The uncurrying process will lead to existential types. Since the adjoint of $(X\to)$ is $(X\times\vphantom{Y})$ and the adjoint of $(\forall X.)$ is $(\exists X.)$, it is appearently inevitable. Also, it will lead to types depending on terms (where simple types only depends on types themselves, and polymorphism allows terms to depend on types). So generally it is not doable in your restricted type system.
Let's write these in more suggestive notations. The usual currying/uncurrying converts between $X \to Y \to Z$ and $X \times Y \to Z$. But the former can be written in the product notation: $\prod_{x:X} \prod_{y:Y} Z$, where $\prod_{y:Y}Z$ means the product of many copies of $Z$, one for each element $y$ of $Y$, which is a function from $Y$ to $Z$. The latter can be written as $\prod_{p:X\times Y} Z$. And $A \times B$ can be rewritten as $\sum_{a:A}B$, which is the sum of many copies of $B$, one for each element $a$ of $A$.

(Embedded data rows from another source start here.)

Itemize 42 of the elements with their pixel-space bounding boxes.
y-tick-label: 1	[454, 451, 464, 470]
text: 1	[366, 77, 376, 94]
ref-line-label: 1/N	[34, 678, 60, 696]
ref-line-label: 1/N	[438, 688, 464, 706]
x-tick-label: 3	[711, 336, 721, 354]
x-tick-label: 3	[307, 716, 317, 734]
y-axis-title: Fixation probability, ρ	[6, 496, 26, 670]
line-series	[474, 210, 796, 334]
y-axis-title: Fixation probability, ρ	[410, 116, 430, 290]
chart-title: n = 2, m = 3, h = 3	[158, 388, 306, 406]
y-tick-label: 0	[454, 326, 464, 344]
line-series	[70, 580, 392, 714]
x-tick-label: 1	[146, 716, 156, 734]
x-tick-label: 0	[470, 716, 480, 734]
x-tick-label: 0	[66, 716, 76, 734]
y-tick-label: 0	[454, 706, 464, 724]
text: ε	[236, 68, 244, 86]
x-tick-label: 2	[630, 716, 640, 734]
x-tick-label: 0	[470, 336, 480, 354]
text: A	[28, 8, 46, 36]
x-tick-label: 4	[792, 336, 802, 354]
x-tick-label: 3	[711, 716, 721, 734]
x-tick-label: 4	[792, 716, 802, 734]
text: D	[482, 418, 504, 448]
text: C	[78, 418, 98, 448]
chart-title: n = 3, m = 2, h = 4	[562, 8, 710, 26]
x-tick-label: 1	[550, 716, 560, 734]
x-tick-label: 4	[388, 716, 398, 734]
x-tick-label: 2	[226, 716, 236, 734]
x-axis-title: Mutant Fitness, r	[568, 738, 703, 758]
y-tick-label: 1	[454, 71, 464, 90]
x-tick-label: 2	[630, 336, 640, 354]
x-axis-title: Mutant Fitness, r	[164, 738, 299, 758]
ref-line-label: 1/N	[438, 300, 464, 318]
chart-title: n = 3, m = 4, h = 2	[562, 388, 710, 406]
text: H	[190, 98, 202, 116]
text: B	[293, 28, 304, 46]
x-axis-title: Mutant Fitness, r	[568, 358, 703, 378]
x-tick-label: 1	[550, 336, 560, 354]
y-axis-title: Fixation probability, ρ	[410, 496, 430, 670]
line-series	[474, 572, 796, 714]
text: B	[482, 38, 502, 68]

This notation is easily generalized to polymorphic types (or even more generally, dependent types), simply by allowing the inner expression to depend on the variable: $\prod_{X : *} X \to A$ means the product of $X \to A$ for every type $X$. So we can make the more general currying/uncurrying process: $$\prod_{x:X}\prod_{y:Y_x} Z_{x, y} \Leftrightarrow \prod_{p:\sum_{x:X} Y_x} Z_{\pi_1(p), \pi_2(p)},$$
where $\pi_i(p)$ is the projection that selects the $i$-th element.
Back to the question itself. The first one is actually a function of three arguments. So just turning it into $\forall X. (X\times \mathtt{int}) \to X$ is just uncurrying the second and third argument. The uncurried form neccesarily involves dependent types: $\forall (p:\exists X. X\times \mathtt{int}). \pi_1(p)$. The rest can be done similarly.